People have been asking me about my blog or if I’ve quit writing. Honestly, I’ve been aching to write, but I’m afraid it’s something no one wants to read. I’m afraid that once I start, it will fill pages. A novel forced by fear.

But here it is – here is what I know is true: I have the most beautiful life, and I wish it was someone else’s.

I’m washed away by the disobedience of it all. I write in the night so that I don’t see the words, how they spread with tears. A prayerbook full of pleas, something I know God doesn’t read. And I hope he doesn’t see me now.

I was advised when everything first happened that this sort of thing was more common way back when. “Hell, kid,” I was told, “Haven’t you ever seen Little House on the Prairie?”

So I visit new churches, meet the elders and their wives, and I wonder, “Am I alone?” In the middle of a church, if you can believe it, I’ll scream if one more person tells me everything will be okay.

Grey ladies ask me who I am. I say, “Emily. I’m an English major.” Hands to their hearts, I can see all the rings on their fingers like complete memories. I wonder who gave them each one and why. They fawn over me with their jewelry flashing, “Oh! My daughter studied English in college!
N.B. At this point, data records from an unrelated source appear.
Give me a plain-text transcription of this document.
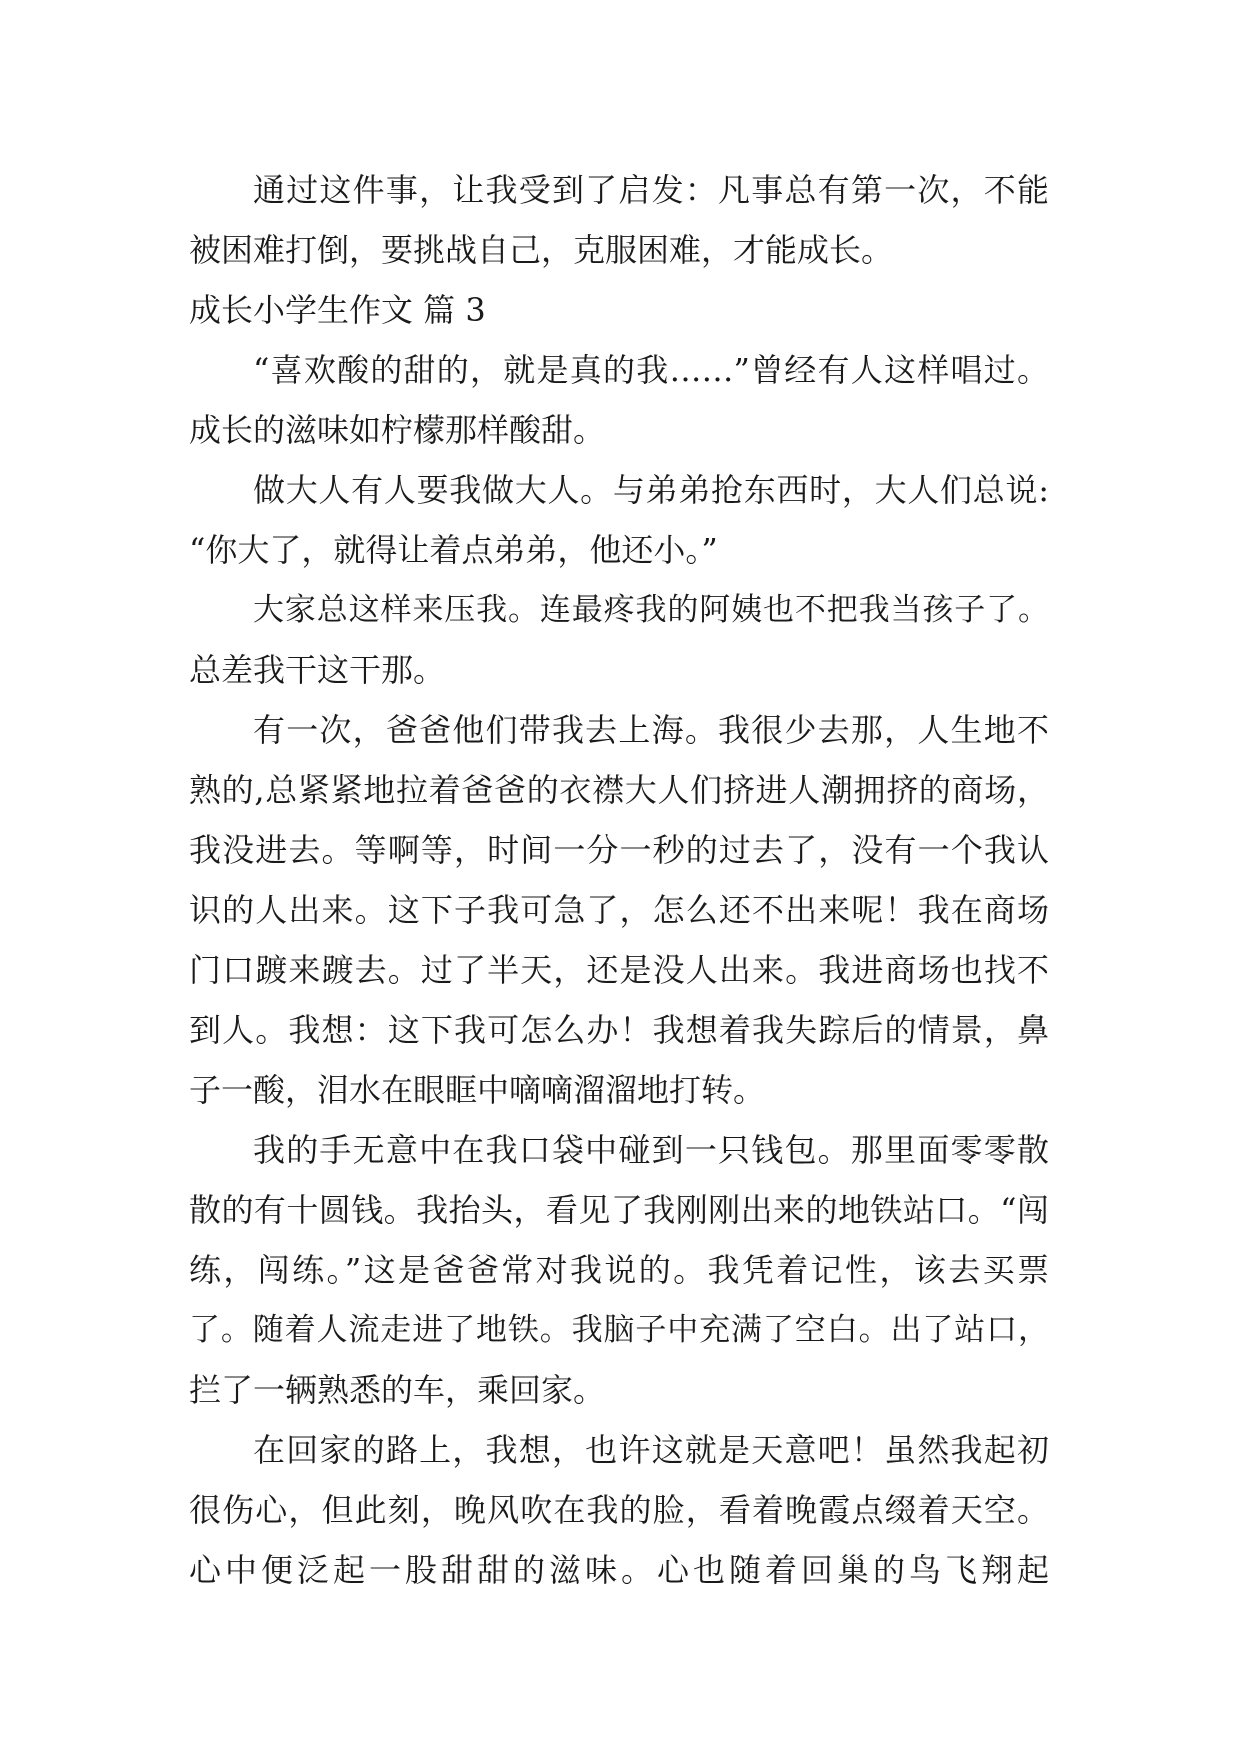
通过这件事，让我受到了启发：凡事总有第一次，不能
被困难打倒，要挑战自己，克服困难，才能成长。
成长小学生作文 篇 3
“喜欢酸的甜的，就是真的我……”曾经有人这样唱过。
成长的滋味如柠檬那样酸甜。
做大人有人要我做大人。与弟弟抢东西时，大人们总说:
“你大了，就得让着点弟弟，他还小。”
大家总这样来压我。连最疼我的阿姨也不把我当孩子了。
总差我干这干那。
有一次，爸爸他们带我去上海。我很少去那，人生地不
熟的,总紧紧地拉着爸爸的衣襟大人们挤进人潮拥挤的商场，
我没进去。等啊等，时间一分一秒的过去了，没有一个我认
识的人出来。这下子我可急了，怎么还不出来呢！我在商场
门口踱来踱去。过了半天，还是没人出来。我进商场也找不
到人。我想：这下我可怎么办！我想着我失踪后的情景，鼻
子一酸，泪水在眼眶中嘀嘀溜溜地打转。
我的手无意中在我口袋中碰到一只钱包。那里面零零散
散的有十圆钱。我抬头，看见了我刚刚出来的地铁站口。“闯
练，闯练。”这是爸爸常对我说的。我凭着记性，该去买票
了。随着人流走进了地铁。我脑子中充满了空白。出了站口，
拦了一辆熟悉的车，乘回家。
在回家的路上，我想，也许这就是天意吧！虽然我起初
很伤心，但此刻，晚风吹在我的脸，看着晚霞点缀着天空。
心中便泛起一股甜甜的滋味。心也随着回巢的鸟飞翔起
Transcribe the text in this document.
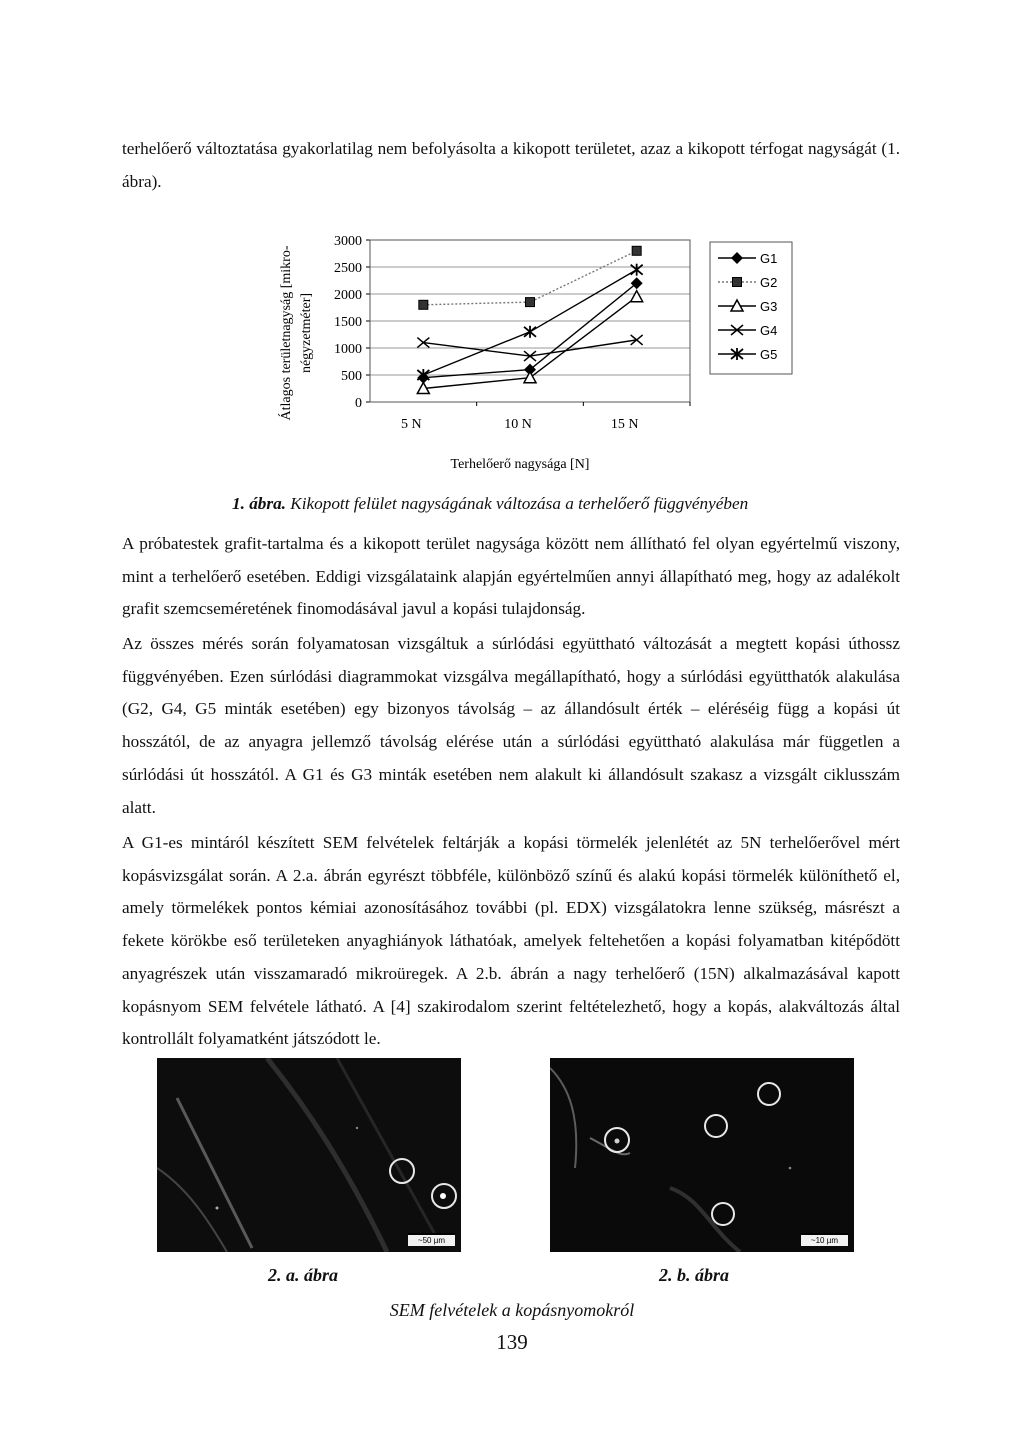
terhelőerő változtatása gyakorlatilag nem befolyásolta a kikopott területet, azaz a kikopott térfogat nagyságát (1. ábra).
0
500
1000
1500
2000
2500
3000
5 N	10 N	15 N
Terhelőerő nagysága [N]
Átlagos területnagyság [mikro- négyzetméter]
G1
G2
G3
G4
G5
1. ábra. Kikopott felület nagyságának változása a terhelőerő függvényében
A próbatestek grafit-tartalma és a kikopott terület nagysága között nem állítható fel olyan egyértelmű viszony, mint a terhelőerő esetében. Eddigi vizsgálataink alapján egyértelműen annyi állapítható meg, hogy az adalékolt grafit szemcseméretének finomodásával javul a kopási tulajdonság.
Az összes mérés során folyamatosan vizsgáltuk a súrlódási együttható változását a megtett kopási úthossz függvényében. Ezen súrlódási diagrammokat vizsgálva megállapítható, hogy a súrlódási együtthatók alakulása (G2, G4, G5 minták esetében) egy bizonyos távolság – az állandósult érték – eléréséig függ a kopási út hosszától, de az anyagra jellemző távolság elérése után a súrlódási együttható alakulása már független a súrlódási út hosszától. A G1 és G3 minták esetében nem alakult ki állandósult szakasz a vizsgált ciklusszám alatt.
A G1-es mintáról készített SEM felvételek feltárják a kopási törmelék jelenlétét az 5N terhelőerővel mért kopásvizsgálat során. A 2.a. ábrán egyrészt többféle, különböző színű és alakú kopási törmelék különíthető el, amely törmelékek pontos kémiai azonosításához további (pl. EDX) vizsgálatokra lenne szükség, másrészt a fekete körökbe eső területeken anyaghiányok láthatóak, amelyek feltehetően a kopási folyamatban kitépődött anyagrészek után visszamaradó mikroüregek. A 2.b. ábrán a nagy terhelőerő (15N) alkalmazásával kapott kopásnyom SEM felvétele látható. A [4] szakirodalom szerint feltételezhető, hogy a kopás, alakváltozás által kontrollált folyamatként játszódott le.
~50 µm	~10 µm
2. a. ábra	2. b. ábra
SEM felvételek a kopásnyomokról
139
Do you have siblings?”

There it is.

When I was younger, I was the outgoing child. Two years in my shadow, my brother Grant was shy. He had a lisp, or a stutter, some issue with his s’s. I don’t remember what it was exactly. He ended up growing out of it. Kids used to make fun of him for it though, so he didn’t talk much.

The first (and last) time my mother ever caught me teasing him, she hissed purple. Shame, silence, solitude.

“You ought to be ashamed of yourself. Don’t ever speak to him like that again. You’re grounded. We are supposed to stand up and protect one another. It’s what families do. It’s a lifelong privilege. Now go apologize.”

And of course, I didn’t disobey. I said sorry, I always do. There were always other arguments, but none so furious, betrayed.

Ruby rings flash, bright off choir lights. It makes me close my eyes, and I see the same dark I write in. Waiting for an answer. The disobedience.

All I have to do is get the words out.